There are a couple of options for a Climax without skew bevel gears. Kozo's first Climax used stock gears, the skew bevels came later. This link is a scan from Kozo's Climax book.

http://1stclass.mylargescale.com/xo18thfa/kozo.jpg

Steve Shyvers has a very innovative method on his "Dunkirk"

http://www.mylargescale.com/Communi...C_ID=32783


----------



## R Snyder (May 12, 2009)

I think we are getting close to getting an order together for David Bailey for the gear sets. If anyone is seriously interested, please send him a message on this thread or you may miss out.


----------



## KYYADA (Mar 24, 2008)

I am interested in at least one set maybe enough for two loco's 

Johnny


----------



## Garry Paine (Jan 2, 2008)

Hi, 

I'm definitely interested in sets of machined gears for two trucks; and may be interested in trucks as well, depending on price. 

Garrett


----------



## lotsasteam (Jan 3, 2008)

Found this while surfing!
http://maedler.de/de/Catalog/G/1643/1619/273/292.aspx

Manfred Diel


----------



## HMeinhold (Jan 2, 2008)

Posted By lotsasteam on 17 Feb 2010 09:27 AM 
Found this while surfing!
http://maedler.de/de/Catalog/G/1643/1619/273/292.aspx

Manfred Diel
Manfred,
unfortunately not offset, so not useable for a Climax.
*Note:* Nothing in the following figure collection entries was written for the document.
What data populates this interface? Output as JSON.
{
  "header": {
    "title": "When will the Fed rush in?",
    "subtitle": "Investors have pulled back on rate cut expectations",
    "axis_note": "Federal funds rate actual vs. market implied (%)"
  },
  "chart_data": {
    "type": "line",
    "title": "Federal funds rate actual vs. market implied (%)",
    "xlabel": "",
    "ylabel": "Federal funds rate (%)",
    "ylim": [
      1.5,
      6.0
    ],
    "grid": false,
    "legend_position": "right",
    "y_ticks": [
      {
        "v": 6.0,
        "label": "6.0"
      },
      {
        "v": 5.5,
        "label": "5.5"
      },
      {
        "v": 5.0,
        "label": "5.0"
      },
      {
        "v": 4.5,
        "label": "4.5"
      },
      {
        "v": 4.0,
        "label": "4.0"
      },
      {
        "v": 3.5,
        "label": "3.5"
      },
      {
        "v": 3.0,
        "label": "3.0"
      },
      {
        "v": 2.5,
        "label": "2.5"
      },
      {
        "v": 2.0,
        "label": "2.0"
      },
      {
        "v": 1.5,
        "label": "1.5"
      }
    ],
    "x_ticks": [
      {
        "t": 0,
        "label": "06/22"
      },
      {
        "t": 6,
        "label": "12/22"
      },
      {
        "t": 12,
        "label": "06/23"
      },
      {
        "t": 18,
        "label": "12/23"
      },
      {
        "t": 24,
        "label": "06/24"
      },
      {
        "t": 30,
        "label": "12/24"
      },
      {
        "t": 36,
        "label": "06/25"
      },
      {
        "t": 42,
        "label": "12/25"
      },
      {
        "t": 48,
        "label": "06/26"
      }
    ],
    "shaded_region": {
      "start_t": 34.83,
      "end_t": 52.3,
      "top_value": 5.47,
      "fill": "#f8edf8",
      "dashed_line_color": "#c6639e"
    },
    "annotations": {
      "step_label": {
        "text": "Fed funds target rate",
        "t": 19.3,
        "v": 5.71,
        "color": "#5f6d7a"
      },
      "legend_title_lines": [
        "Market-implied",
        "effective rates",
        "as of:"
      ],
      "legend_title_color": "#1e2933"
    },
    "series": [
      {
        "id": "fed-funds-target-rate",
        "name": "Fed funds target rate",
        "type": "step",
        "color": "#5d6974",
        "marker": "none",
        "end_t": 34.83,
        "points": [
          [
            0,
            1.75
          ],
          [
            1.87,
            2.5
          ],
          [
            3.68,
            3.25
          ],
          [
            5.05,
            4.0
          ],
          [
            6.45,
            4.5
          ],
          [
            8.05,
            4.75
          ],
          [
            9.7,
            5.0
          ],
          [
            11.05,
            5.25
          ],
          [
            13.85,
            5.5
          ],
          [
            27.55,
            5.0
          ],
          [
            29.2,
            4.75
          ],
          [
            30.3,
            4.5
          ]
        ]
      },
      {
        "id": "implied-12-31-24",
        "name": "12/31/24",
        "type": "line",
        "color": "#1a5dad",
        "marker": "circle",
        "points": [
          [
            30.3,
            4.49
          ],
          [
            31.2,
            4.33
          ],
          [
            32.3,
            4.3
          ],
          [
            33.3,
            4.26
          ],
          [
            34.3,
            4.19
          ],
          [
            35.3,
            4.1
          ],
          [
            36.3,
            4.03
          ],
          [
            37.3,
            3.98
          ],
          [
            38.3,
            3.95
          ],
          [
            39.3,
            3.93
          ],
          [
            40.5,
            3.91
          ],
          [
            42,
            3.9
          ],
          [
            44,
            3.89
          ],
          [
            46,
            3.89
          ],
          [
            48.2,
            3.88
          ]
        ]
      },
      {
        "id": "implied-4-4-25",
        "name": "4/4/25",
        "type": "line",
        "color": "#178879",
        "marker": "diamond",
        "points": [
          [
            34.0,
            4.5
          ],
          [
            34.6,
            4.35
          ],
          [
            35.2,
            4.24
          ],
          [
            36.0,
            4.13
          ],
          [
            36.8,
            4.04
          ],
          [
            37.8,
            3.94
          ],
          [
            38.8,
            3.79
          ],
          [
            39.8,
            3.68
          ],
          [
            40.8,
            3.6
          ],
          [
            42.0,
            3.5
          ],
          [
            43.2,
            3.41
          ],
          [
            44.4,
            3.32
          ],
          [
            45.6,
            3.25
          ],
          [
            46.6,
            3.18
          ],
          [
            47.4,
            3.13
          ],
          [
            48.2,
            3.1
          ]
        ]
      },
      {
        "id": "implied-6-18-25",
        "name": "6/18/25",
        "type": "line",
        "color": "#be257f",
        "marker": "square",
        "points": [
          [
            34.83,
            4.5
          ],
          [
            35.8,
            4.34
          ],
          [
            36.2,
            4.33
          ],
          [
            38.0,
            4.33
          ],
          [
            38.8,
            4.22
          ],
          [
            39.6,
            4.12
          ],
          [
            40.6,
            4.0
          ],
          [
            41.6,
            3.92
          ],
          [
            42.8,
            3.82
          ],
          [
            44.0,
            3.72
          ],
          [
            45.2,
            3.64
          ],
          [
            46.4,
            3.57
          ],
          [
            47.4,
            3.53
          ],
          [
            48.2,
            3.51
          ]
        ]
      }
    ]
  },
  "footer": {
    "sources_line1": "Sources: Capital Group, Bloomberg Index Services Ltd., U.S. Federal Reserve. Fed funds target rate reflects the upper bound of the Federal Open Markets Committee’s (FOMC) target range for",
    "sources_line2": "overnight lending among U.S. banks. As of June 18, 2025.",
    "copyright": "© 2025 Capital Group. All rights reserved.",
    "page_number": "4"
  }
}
BTW, building a Climax without the correct gears is like riding one of the fake San Francisco cable cars on rubber wheels







.
Regards


----------



## Shay Gear Head (Jan 3, 2008)

These look like skew bevel gears available from Horizon and other suppliers.



This is the Bevel Gear Set for the Associated MGT 8.0 Monster Truck (ASCC0392). FEATURES: Steel construction, gunmetal in color Replaces worn or damaged bevel gears INCLUDES: One bevel gear set REQUIRES: Installation on the Associated MGT 8.0 truck tlw 2/18/08 ir/jxs


----------



## dwegmull (Jan 2, 2008)

Hi Bruce, 
Are you talking about this gear set: http://www.horizonhobby.com/Products/Default.aspx?ProdID=ASC25674 
They look like NON skewed spiral gears to me...


----------



## steamermeister (Feb 20, 2013)

Is there still interest in getting together to make an order for DJB Climax parts? I'm looking to build my own Class A.


----------



## Gerald (Apr 8, 2013)

Or try this ebay-store

http://stores.ebay.de/stebaorg/Kegelraeder-/_i.html?_fsub=3101145011

Greetings, Gerald


----------



## seadawg (Jan 2, 2008)

Zombie post alert!!! I had to look at the date, I can't believe this was from 2010 (It doesn't seem that long ago.). But I would also still be interested in a set.


----------



## HMeinhold (Jan 2, 2008)

Dave,
try the printed ones, which have been demonstrated to work in 1:20.3:
http://www.shapeways.com/shops/ClimaxShop?s=0§ion=Climax+1%2F20th+Parts
Make sure to order them in stainless steel. I used these gears for my ride-on Climax:
http://forums.mylargescale.com/18-live-steam/26243-skew-bevel-gears-ride-climax-build-4.html
and am pretty happy with them,
@Gerald
These are ordinary bevel gears, not suitable for a Climax,
Regards


----------



## bille1906 (May 2, 2009)

Henner
When I went to the link, I got page 2. The gears we would want are on page 1.
The ring gear (F509) looks skewed but the pinion (F217) doesn't
This could just be the photo but it also says these gears haven't been tested.

On your set, Dennis made the program and Shapeways printed the gears. I think you said $90 each set for your gears and a 1:20.3 set should be about 1/4 the mass and thus the price. Let's talk with Dennis about this Saturday.

I believe when you by the gears from the Shapways site, you are paying for the design but when you submit your own design, they only charge by the volume

David, depending on the price, I would be interested in three sets


----------



## HMeinhold (Jan 2, 2008)

bille1906 said:


> Henner
> When I went to the link, I got page 2. The gears we would want are on page 1.
> The ring gear (F509) looks skewed but the pinion (F217) doesn't
> This could just be the photo but it also says these gears haven't been tested.
> ...


Bill,
Wes gave me the original 3D model under the restriction to use it only for my project. Dennis and I modified (simplified) the model to fit a 1:8 gear. We then had them printed by Shapeways. After we demonstrated that they worked Wes opened up his design work for the public by offering them in the Shapeways shop. Someone else tried out the 1:20 version:




Regards


----------



## bille1906 (May 2, 2009)

Got it
Thanks
So we can get a set which has been tested for 31.33 plus shipping 
Now we need to see what David can do them for


----------